Thursday, October 1, 2009
Enough is Enough
I am curious when you think enough is enough when it comes to letting someone go or trying to keep them in your life. I know how it is to want something or someone to go the way you want it to go and people to feel the way you want them to feel. All I know is that its no shame to put a good effort into something you believe in. Dont go overboard. Give someone a chance. Leave it in their court on whether they want to participate in growing as a person or becoming closed off and not learning anything. One thing you have to accept is that some people are stuck in a rut where they may not want to learn anything. They may want to be difficult and thinking they are trying to control the situation by not responding. Funny thing is that isnt how we look at it from our side. We are trying to purge bad feelings and grow from the times that are there for us to grow from. Its a lesson that the person will have to learn again and again if they dont take the time to learn it when it presents itself. You cant force someone. All you can do is know that if they choose not to be a part of it dont worry about it. You have made your peace and left it in their court to deal with. Make it a place in your heart where its all good and no bad. It takes work. It does. Dont let someone else dictate your feelings and what you feel. Dictate what and when its time to love or leave. I personally have decided to try with everyone I love. Its not something I will do repeatedly. I have too much to do. If its not time and the universe says no, then hey, maybe the universe will let you let it go...never to think of the bad times again. You are all good. Your force is nothing but strong and true. Its a great time to be alive!
Oct. 27th
This is the big day guys. Its the day of the surgery. The major surgery day. I am actually coming to terms with the whole thing. I thought all my tears were gone. I have pretty much cried about every aspect of this whole thing.

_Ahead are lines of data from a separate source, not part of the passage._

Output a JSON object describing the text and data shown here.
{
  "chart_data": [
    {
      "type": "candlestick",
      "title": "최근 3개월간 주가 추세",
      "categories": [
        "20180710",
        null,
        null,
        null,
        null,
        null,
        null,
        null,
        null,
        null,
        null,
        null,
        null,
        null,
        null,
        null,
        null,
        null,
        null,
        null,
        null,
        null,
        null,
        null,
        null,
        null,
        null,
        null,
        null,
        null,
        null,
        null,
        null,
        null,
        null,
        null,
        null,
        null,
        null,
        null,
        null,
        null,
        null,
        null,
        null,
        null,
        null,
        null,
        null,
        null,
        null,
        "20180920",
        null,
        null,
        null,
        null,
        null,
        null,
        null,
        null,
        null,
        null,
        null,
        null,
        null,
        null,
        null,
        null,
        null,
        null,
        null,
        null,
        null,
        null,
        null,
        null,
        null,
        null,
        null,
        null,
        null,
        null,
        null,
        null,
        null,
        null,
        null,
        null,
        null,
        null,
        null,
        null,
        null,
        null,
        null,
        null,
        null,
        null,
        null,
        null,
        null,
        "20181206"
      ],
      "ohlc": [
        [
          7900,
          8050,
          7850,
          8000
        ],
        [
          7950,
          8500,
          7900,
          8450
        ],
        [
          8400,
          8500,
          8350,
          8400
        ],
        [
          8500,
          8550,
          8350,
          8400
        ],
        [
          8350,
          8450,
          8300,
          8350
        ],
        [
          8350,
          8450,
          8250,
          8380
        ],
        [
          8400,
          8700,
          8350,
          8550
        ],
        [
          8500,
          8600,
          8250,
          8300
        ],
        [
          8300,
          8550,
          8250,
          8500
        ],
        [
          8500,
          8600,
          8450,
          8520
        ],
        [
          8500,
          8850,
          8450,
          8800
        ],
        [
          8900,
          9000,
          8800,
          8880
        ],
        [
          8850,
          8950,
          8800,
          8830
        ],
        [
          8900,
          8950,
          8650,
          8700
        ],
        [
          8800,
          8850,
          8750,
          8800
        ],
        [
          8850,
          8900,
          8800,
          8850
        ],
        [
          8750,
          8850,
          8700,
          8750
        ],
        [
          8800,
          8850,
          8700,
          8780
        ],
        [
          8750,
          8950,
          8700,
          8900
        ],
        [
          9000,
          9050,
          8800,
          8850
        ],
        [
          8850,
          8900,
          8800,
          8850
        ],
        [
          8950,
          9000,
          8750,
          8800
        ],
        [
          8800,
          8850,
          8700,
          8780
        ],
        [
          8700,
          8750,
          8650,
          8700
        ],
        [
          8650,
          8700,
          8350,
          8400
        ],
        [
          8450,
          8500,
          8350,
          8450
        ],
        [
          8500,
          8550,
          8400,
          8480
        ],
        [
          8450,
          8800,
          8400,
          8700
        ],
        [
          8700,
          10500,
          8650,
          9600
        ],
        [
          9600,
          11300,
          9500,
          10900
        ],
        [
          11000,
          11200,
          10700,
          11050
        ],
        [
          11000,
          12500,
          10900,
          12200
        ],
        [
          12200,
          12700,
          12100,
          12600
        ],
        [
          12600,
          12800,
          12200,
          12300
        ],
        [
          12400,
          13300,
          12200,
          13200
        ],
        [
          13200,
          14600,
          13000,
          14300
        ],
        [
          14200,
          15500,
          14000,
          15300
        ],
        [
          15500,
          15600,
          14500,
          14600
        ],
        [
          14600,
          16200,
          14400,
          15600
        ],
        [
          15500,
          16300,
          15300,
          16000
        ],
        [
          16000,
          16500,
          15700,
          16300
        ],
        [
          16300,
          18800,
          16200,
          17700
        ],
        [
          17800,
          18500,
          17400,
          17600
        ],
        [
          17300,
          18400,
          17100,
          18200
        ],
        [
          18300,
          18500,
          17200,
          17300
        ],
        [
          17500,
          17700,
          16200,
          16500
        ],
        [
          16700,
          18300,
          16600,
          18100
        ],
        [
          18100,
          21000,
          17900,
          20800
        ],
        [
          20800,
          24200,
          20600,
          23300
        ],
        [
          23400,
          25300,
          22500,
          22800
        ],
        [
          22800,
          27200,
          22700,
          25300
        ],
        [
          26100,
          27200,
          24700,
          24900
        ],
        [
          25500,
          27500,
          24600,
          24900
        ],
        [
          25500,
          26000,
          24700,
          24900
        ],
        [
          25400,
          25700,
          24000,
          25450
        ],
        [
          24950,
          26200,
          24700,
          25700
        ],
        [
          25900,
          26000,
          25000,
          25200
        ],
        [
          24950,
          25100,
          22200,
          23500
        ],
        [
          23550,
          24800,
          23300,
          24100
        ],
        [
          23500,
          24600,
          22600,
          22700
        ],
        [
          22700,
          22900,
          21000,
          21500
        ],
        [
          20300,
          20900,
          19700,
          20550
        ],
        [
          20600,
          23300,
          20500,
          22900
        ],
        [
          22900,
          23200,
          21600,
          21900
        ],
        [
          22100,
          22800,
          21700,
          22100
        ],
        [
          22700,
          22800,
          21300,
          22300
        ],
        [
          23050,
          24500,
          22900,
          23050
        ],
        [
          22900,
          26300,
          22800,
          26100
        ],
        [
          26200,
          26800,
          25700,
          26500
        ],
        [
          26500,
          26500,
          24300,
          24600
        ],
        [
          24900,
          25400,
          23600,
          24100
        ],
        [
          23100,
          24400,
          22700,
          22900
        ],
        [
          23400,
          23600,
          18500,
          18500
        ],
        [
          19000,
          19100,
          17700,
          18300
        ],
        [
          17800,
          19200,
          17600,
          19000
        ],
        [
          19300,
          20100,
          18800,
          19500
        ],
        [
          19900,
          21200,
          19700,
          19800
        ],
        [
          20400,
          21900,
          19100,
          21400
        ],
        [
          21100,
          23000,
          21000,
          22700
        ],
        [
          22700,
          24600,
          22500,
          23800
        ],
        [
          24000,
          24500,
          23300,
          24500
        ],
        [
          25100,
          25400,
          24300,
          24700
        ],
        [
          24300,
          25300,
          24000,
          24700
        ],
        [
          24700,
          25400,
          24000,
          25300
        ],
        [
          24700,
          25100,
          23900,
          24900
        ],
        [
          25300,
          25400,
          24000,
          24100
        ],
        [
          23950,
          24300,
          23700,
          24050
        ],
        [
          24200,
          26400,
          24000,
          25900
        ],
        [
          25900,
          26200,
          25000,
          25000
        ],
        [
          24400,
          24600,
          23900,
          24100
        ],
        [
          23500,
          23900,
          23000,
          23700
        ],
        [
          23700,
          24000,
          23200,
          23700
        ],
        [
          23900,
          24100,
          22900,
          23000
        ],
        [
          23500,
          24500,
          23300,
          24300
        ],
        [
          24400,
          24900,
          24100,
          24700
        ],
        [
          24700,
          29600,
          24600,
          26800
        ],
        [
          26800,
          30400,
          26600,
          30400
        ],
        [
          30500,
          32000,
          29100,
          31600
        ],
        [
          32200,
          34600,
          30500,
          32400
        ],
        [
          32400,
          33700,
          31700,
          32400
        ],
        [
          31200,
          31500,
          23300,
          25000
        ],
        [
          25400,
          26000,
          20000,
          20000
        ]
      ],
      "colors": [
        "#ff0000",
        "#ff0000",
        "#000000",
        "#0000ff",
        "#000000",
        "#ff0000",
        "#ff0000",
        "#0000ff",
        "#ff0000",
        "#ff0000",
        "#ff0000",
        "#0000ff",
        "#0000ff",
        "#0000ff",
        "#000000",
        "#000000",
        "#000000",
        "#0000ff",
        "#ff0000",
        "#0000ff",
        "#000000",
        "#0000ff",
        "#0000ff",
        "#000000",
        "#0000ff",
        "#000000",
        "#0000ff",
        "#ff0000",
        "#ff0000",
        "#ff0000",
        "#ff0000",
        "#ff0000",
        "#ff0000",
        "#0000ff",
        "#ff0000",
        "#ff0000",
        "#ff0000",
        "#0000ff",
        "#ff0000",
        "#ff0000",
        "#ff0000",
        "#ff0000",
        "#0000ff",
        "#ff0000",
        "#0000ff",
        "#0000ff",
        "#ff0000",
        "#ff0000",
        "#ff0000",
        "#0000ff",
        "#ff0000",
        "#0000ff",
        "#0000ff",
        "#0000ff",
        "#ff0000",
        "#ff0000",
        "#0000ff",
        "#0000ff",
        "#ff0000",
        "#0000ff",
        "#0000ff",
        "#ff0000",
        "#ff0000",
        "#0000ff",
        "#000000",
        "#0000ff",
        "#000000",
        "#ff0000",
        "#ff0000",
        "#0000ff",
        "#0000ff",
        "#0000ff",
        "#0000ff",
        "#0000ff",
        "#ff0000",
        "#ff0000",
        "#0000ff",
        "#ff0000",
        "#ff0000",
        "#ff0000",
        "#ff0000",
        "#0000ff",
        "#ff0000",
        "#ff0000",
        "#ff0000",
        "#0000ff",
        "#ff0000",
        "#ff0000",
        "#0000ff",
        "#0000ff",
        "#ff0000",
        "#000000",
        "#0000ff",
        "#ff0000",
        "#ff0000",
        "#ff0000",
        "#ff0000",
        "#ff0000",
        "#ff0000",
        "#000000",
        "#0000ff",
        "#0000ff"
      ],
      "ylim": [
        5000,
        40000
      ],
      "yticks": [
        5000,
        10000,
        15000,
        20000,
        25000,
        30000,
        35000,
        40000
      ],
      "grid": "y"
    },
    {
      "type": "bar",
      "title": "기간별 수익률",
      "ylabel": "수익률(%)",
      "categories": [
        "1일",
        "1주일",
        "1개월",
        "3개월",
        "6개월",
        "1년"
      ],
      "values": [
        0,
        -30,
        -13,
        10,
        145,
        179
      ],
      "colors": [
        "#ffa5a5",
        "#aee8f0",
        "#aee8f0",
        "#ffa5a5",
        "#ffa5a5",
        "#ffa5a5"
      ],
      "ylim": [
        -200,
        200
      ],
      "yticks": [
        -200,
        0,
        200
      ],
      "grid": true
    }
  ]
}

It was another slam to me that I am going to get a piece of me cut off. I know it has to be done. It is going to be the first day of the rest of my life. I honestly started feeling like my Mt Everest is coming to the top. I have been climbing and climbing and I am reaching the top soon with nothing left to do but come down. I need to do this. I don't know what else to do. I trust my doctor. I know she wouldn't steer me wrong. I told them to prepare me if they think I am going to need more radiation after the surgery too. So I am glad the doctor was being honest that day. I need complete honesty. Its amazing how hard it is for some people. Well not for me. I am not afraid of the truth. I would much rather prefer the truth. I speak the truth for I give what I expect. It doesn't always work out that way. The fact is you have to stick to what you believe in. Push forward. Keep your head up. Like Obama says, "Fired up, Ready to go!" Its on baby, its on!
Radiation Day 2
Today's radiation was in the evening as I said yesterday. It was actually ok. Today was a busy day. Christopher got his braces on today. Well they started anyway. Its a process over several trips. I did well on today's treatment though. It wasn't to bad at all. It took around 45 minutes with the waiting. The actual treatment took only 5-7 minutes. I was only dizzy for a bit. We ended up going to my mothers house for dinner. She cooked chicken n dumplings and rice crispy chicken. My mom makes it all. It is so good. Christopher was so upset because he could not eat well. We warned him all day. We even went to get him his last hamburger earlier in the day. Its a trip. We truck on as a family. Supportive of each other no matter what. I am still climbing my mountain. I feel I am close to the top. I know that I am going to make it through this. Its not even a question. Its just a matter of time. I have so much more to catch you up on. And some exciting news. I was so flattered and I cant wait to share. Love all!